International Wildlife Encyclopedia - Vol. 17

International Wildlife Encyclopedia - Vol. 17

International Wildlife Encyclopedia - Vol. 17

International Wildlife Encyclopedia - Vol. 17

Excerpt

SEA SNAKE

SEA SNAKES ARE REPTILES that have returned to the sea from the land and have mostly become fully adapted for life in the water. They differ from land snakes in having the body flattened from side to side, with a flattened, paddle-shaped tail that is used for propulsion.
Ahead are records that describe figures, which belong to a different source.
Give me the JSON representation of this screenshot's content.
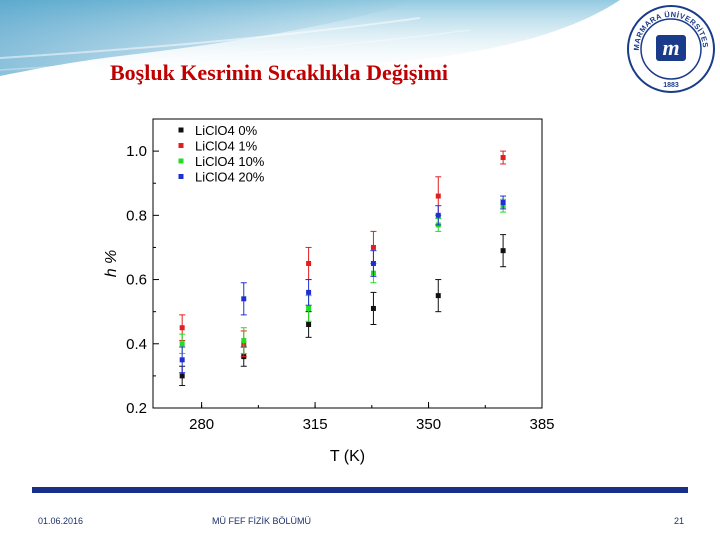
{
  "slide": {
    "title": "Boşluk Kesrinin Sıcaklıkla Değişimi",
    "footer_date": "01.06.2016",
    "footer_dept": "MÜ FEF FİZİK BÖLÜMÜ",
    "page_number": "21",
    "accent_color": "#1a2f8a",
    "title_color": "#c00000"
  },
  "logo": {
    "text_top": "MARMARA ÜNİVERSİTESİ",
    "year": "1883",
    "monogram": "m"
  },
  "chart_data": {
    "type": "scatter",
    "xlabel": "T (K)",
    "ylabel": "h %",
    "xlim": [
      265,
      385
    ],
    "ylim": [
      0.2,
      1.1
    ],
    "xticks": [
      280,
      315,
      350,
      385
    ],
    "yticks": [
      0.2,
      0.4,
      0.6,
      0.8,
      1.0
    ],
    "xtick_labels": [
      "280",
      "315",
      "350",
      "385"
    ],
    "ytick_labels": [
      "0.2",
      "0.4",
      "0.6",
      "0.8",
      "1.0"
    ],
    "legend_position": "top-left",
    "grid": false,
    "series": [
      {
        "name": "LiClO4 0%",
        "color": "#111111",
        "x": [
          274,
          293,
          313,
          333,
          353,
          373
        ],
        "y": [
          0.3,
          0.36,
          0.46,
          0.51,
          0.55,
          0.69
        ],
        "err": [
          0.03,
          0.03,
          0.04,
          0.05,
          0.05,
          0.05
        ]
      },
      {
        "name": "LiClO4 1%",
        "color": "#e02020",
        "x": [
          274,
          293,
          313,
          333,
          353,
          373
        ],
        "y": [
          0.45,
          0.4,
          0.65,
          0.7,
          0.86,
          0.98
        ],
        "err": [
          0.04,
          0.04,
          0.05,
          0.05,
          0.06,
          0.02
        ]
      },
      {
        "name": "LiClO4 10%",
        "color": "#22dd22",
        "x": [
          274,
          293,
          313,
          333,
          353,
          373
        ],
        "y": [
          0.4,
          0.41,
          0.51,
          0.62,
          0.77,
          0.83
        ],
        "err": [
          0.03,
          0.04,
          0.04,
          0.03,
          0.02,
          0.02
        ]
      },
      {
        "name": "LiClO4 20%",
        "color": "#2030d0",
        "x": [
          274,
          293,
          313,
          333,
          353,
          373
        ],
        "y": [
          0.35,
          0.54,
          0.56,
          0.65,
          0.8,
          0.84
        ],
        "err": [
          0.04,
          0.05,
          0.04,
          0.04,
          0.03,
          0.02
        ]
      }
    ]
  }
}
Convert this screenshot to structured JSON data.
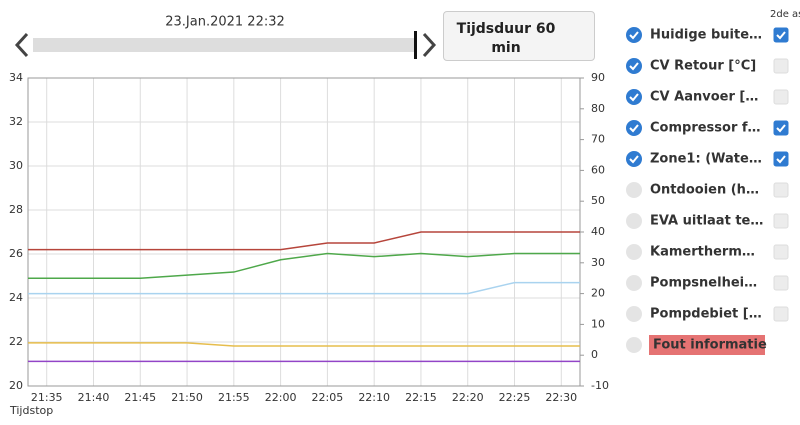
{
  "header": {
    "date": "23.Jan.2021 22:32",
    "duration_button": "Tijdsduur 60 min"
  },
  "panel": {
    "second_axis_header": "2de as",
    "error_button": "Fout informatie",
    "inactive_series": [
      {
        "name": "Ontdooien (h…",
        "color": "#e3d9a6"
      },
      {
        "name": "EVA uitlaat te…",
        "color": "#c5dcec"
      },
      {
        "name": "Kamertherm…",
        "color": "#d8a9a6"
      },
      {
        "name": "Pompsnelhei…",
        "color": "#acd6ac"
      },
      {
        "name": "Pompdebiet […",
        "color": "#c7a8dd"
      }
    ]
  },
  "chart_data": {
    "type": "line",
    "x_label": "Tijdstop",
    "x": [
      "21:33",
      "21:35",
      "21:40",
      "21:45",
      "21:50",
      "21:55",
      "22:00",
      "22:05",
      "22:10",
      "22:15",
      "22:20",
      "22:25",
      "22:30",
      "22:32"
    ],
    "xlim": [
      "21:33",
      "22:32"
    ],
    "xticks": [
      "21:35",
      "21:40",
      "21:45",
      "21:50",
      "21:55",
      "22:00",
      "22:05",
      "22:10",
      "22:15",
      "22:20",
      "22:25",
      "22:30"
    ],
    "ylim": [
      20,
      34
    ],
    "yticks": [
      20,
      22,
      24,
      26,
      28,
      30,
      32,
      34
    ],
    "y2lim": [
      -10,
      90
    ],
    "y2ticks": [
      -10,
      0,
      10,
      20,
      30,
      40,
      50,
      60,
      70,
      80,
      90
    ],
    "grid": true,
    "series": [
      {
        "name": "Huidige buite…",
        "color": "#e6bd4c",
        "axis": "y2",
        "values": [
          4,
          4,
          4,
          4,
          4,
          3,
          3,
          3,
          3,
          3,
          3,
          3,
          3,
          3
        ]
      },
      {
        "name": "CV Retour [°C]",
        "color": "#a9d3ef",
        "values": [
          24.2,
          24.2,
          24.2,
          24.2,
          24.2,
          24.2,
          24.2,
          24.2,
          24.2,
          24.2,
          24.2,
          24.7,
          24.7,
          24.7
        ]
      },
      {
        "name": "CV Aanvoer […",
        "color": "#b6453b",
        "values": [
          26.2,
          26.2,
          26.2,
          26.2,
          26.2,
          26.2,
          26.2,
          26.5,
          26.5,
          27,
          27,
          27,
          27,
          27
        ]
      },
      {
        "name": "Compressor f…",
        "color": "#4ea84a",
        "axis": "y2",
        "values": [
          25,
          25,
          25,
          25,
          26,
          27,
          31,
          33,
          32,
          33,
          32,
          33,
          33,
          33
        ]
      },
      {
        "name": "Zone1: (Wate…",
        "color": "#9245c7",
        "axis": "y2",
        "values": [
          -2,
          -2,
          -2,
          -2,
          -2,
          -2,
          -2,
          -2,
          -2,
          -2,
          -2,
          -2,
          -2,
          -2
        ]
      }
    ]
  }
}
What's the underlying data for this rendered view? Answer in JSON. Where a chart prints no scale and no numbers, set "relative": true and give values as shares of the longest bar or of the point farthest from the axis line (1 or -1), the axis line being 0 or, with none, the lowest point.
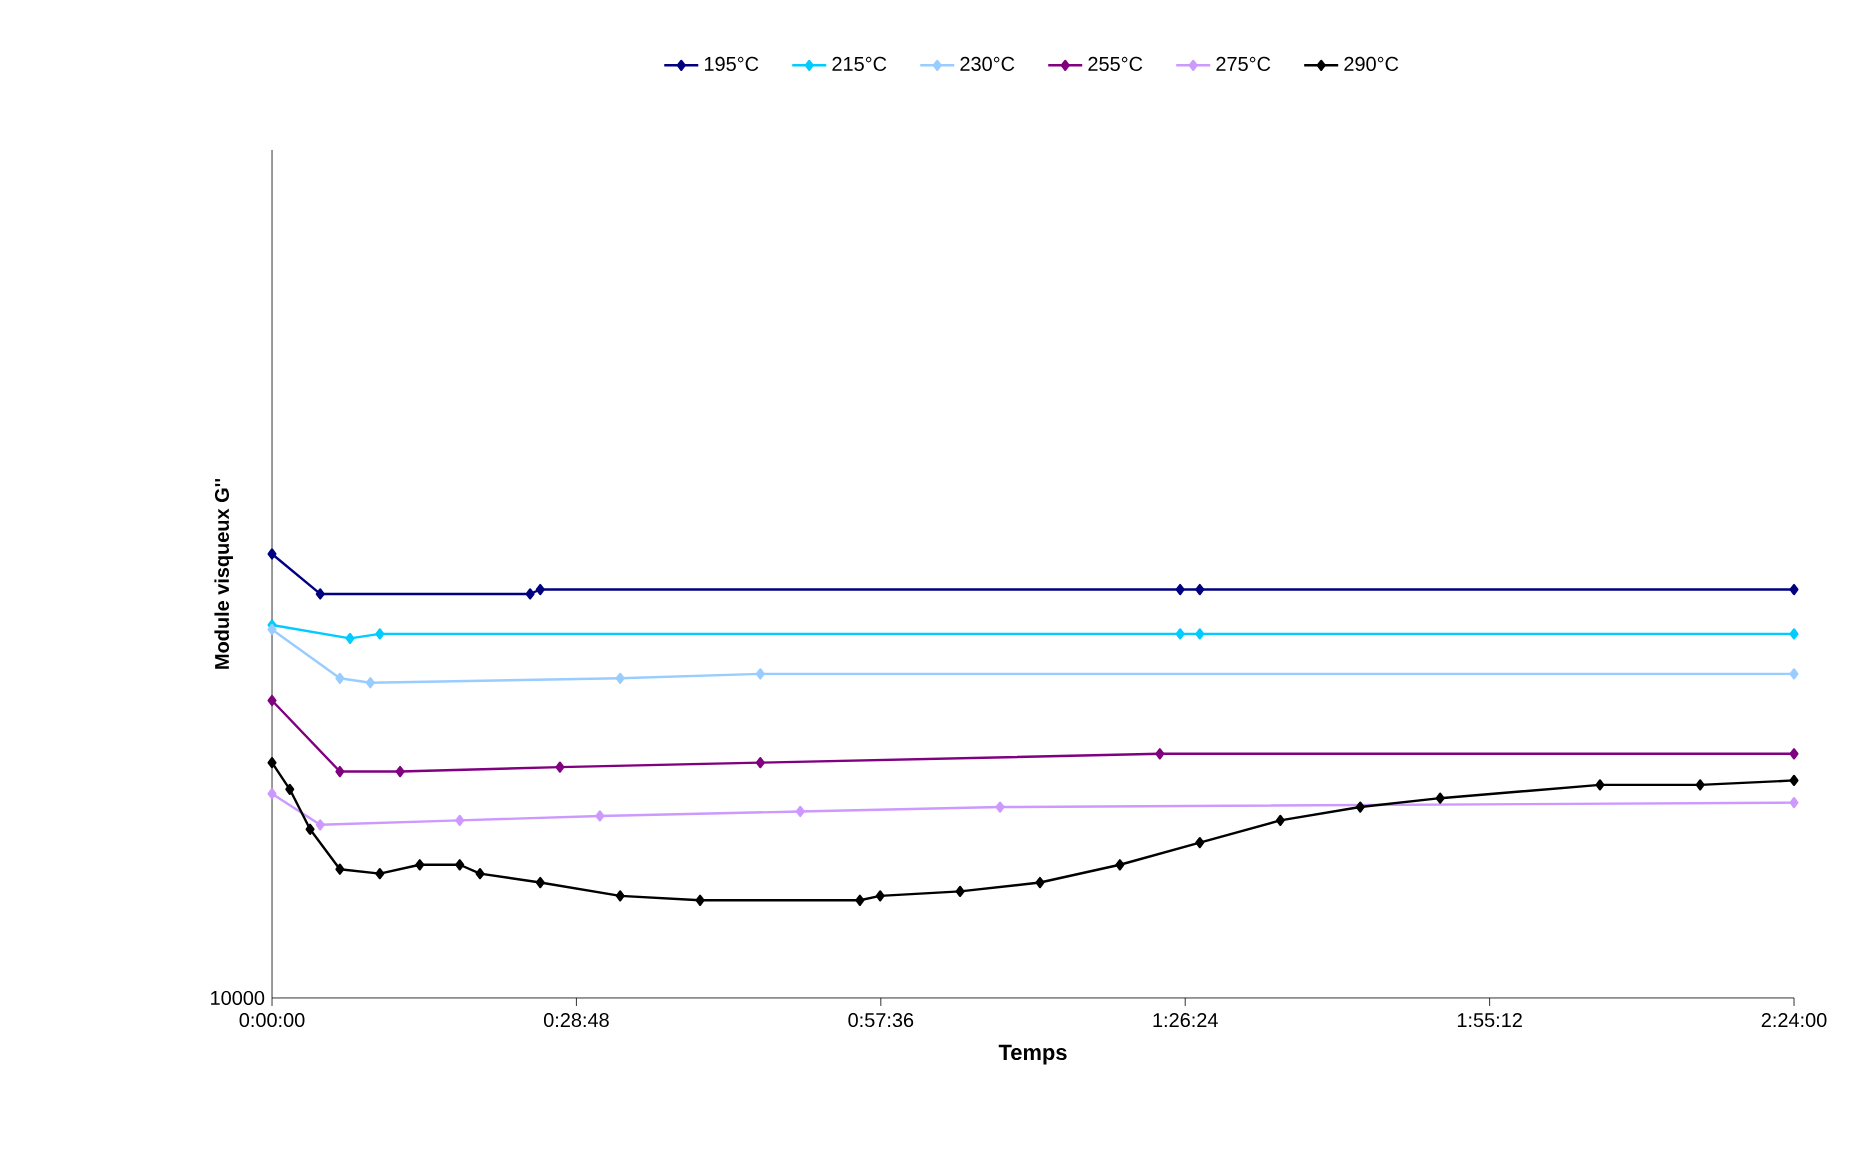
{
  "chart_data": {
    "type": "line",
    "relative": true,
    "xlabel": "Temps",
    "ylabel": "Module visqueux G''",
    "annotations": [
      "10000"
    ],
    "xlim": [
      0,
      2.4
    ],
    "xticks": [
      {
        "value": 0,
        "label": "0:00:00"
      },
      {
        "value": 0.48,
        "label": "0:28:48"
      },
      {
        "value": 0.96,
        "label": "0:57:36"
      },
      {
        "value": 1.44,
        "label": "1:26:24"
      },
      {
        "value": 1.92,
        "label": "1:55:12"
      },
      {
        "value": 2.4,
        "label": "2:24:00"
      }
    ],
    "legend": "top",
    "marker": "diamond",
    "grid": false,
    "series": [
      {
        "name": "195°C",
        "color": "#000080",
        "x": [
          0,
          0.076,
          0.407,
          0.423,
          1.432,
          1.463,
          2.4
        ],
        "values": [
          1.0,
          0.91,
          0.91,
          0.92,
          0.92,
          0.92,
          0.92
        ]
      },
      {
        "name": "215°C",
        "color": "#00ccff",
        "x": [
          0,
          0.123,
          0.17,
          1.432,
          1.463,
          2.4
        ],
        "values": [
          0.84,
          0.81,
          0.82,
          0.82,
          0.82,
          0.82
        ]
      },
      {
        "name": "230°C",
        "color": "#99ccff",
        "x": [
          0,
          0.107,
          0.155,
          0.549,
          0.77,
          2.4
        ],
        "values": [
          0.83,
          0.72,
          0.71,
          0.72,
          0.73,
          0.73
        ]
      },
      {
        "name": "255°C",
        "color": "#800080",
        "x": [
          0,
          0.107,
          0.202,
          0.454,
          0.77,
          1.4,
          2.4
        ],
        "values": [
          0.67,
          0.51,
          0.51,
          0.52,
          0.53,
          0.55,
          0.55
        ]
      },
      {
        "name": "275°C",
        "color": "#cc99ff",
        "x": [
          0,
          0.076,
          0.296,
          0.517,
          0.833,
          1.148,
          2.4
        ],
        "values": [
          0.46,
          0.39,
          0.4,
          0.41,
          0.42,
          0.43,
          0.44
        ]
      },
      {
        "name": "290°C",
        "color": "#000000",
        "x": [
          0,
          0.028,
          0.06,
          0.107,
          0.17,
          0.233,
          0.296,
          0.328,
          0.423,
          0.549,
          0.675,
          0.927,
          0.959,
          1.085,
          1.211,
          1.337,
          1.463,
          1.59,
          1.716,
          1.842,
          2.094,
          2.252,
          2.4
        ],
        "values": [
          0.53,
          0.47,
          0.38,
          0.29,
          0.28,
          0.3,
          0.3,
          0.28,
          0.26,
          0.23,
          0.22,
          0.22,
          0.23,
          0.24,
          0.26,
          0.3,
          0.35,
          0.4,
          0.43,
          0.45,
          0.48,
          0.48,
          0.49
        ]
      }
    ]
  }
}
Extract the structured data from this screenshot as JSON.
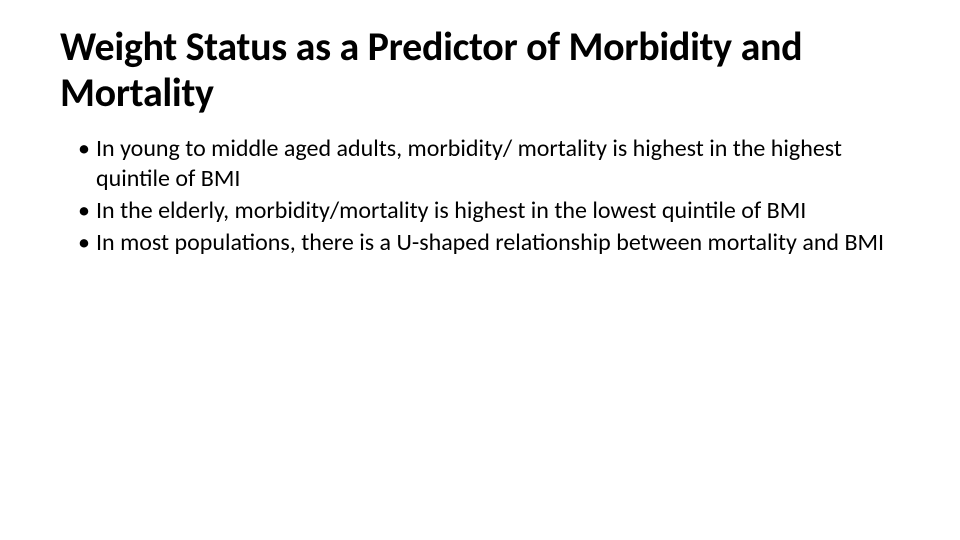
{
  "slide": {
    "title": "Weight Status as a Predictor of Morbidity and Mortality",
    "bullets": [
      "In young to middle aged adults, morbidity/ mortality is highest in the highest quintile of BMI",
      "In the elderly, morbidity/mortality is highest in the lowest quintile of BMI",
      "In most populations, there is a U-shaped relationship between mortality and BMI"
    ],
    "styling": {
      "background_color": "#ffffff",
      "title_fontsize": 40,
      "title_fontweight": 700,
      "title_color": "#000000",
      "body_fontsize": 24,
      "body_color": "#000000",
      "font_family": "Calibri"
    }
  }
}
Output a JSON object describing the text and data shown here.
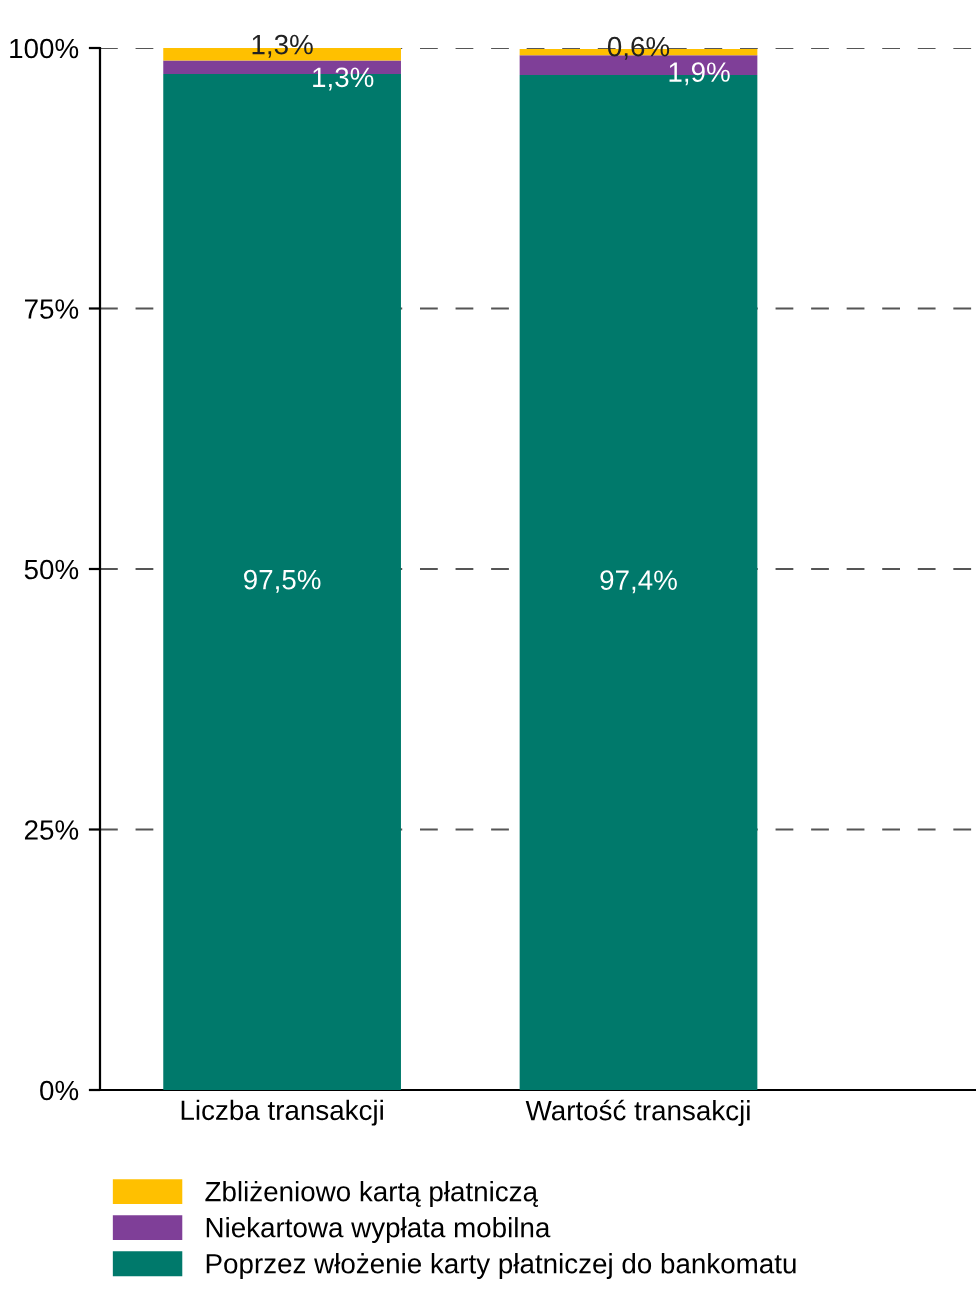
{
  "chart_data": {
    "type": "bar",
    "stacked": true,
    "categories": [
      "Liczba transakcji",
      "Wartość transakcji"
    ],
    "series": [
      {
        "name": "Poprzez włożenie karty płatniczej do bankomatu",
        "color": "#00796b",
        "values": [
          97.5,
          97.4
        ],
        "value_labels": [
          "97,5%",
          "97,4%"
        ]
      },
      {
        "name": "Niekartowa wypłata mobilna",
        "color": "#7f3f98",
        "values": [
          1.3,
          1.9
        ],
        "value_labels": [
          "1,3%",
          "1,9%"
        ]
      },
      {
        "name": "Zbliżeniowo kartą płatniczą",
        "color": "#ffc000",
        "values": [
          1.3,
          0.6
        ],
        "value_labels": [
          "1,3%",
          "0,6%"
        ]
      }
    ],
    "ylim": [
      0,
      100
    ],
    "yticks": [
      {
        "value": 0,
        "label": "0%"
      },
      {
        "value": 25,
        "label": "25%"
      },
      {
        "value": 50,
        "label": "50%"
      },
      {
        "value": 75,
        "label": "75%"
      },
      {
        "value": 100,
        "label": "100%"
      }
    ],
    "grid": "y",
    "legend": "bottom"
  }
}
There are two main groups of sea snakes. [True] sea snakes are believed to have evolved from land-living, venomous snakes from Australia, and are still placed in the same family as cobras by some zoologists. There are about 50 species. They are highly adapted to the marine environment, having nostrils located on the top of the snout so that they can breathe when most of the head is under water. Females produce well developed young without laying external eggs, so they do not need to return to land to breed. The nostrils can be closed by valves that prevent water from entering when the snake dives. As in most snakes there is only one lung, and this extends for most of the length of the body to provide buoyancy. Glands near the base of the tongue excrete salt that the snake takes in from the surrounding sea, and the snakes can breathe to a certain extent through their skins, although they cannot entirely rely on this method. Though they swim gracefully when they are in the water, true sea snakes are almost helpless on land because the scales on their undersides are very small and do not provide grip. They never leave the water voluntarily.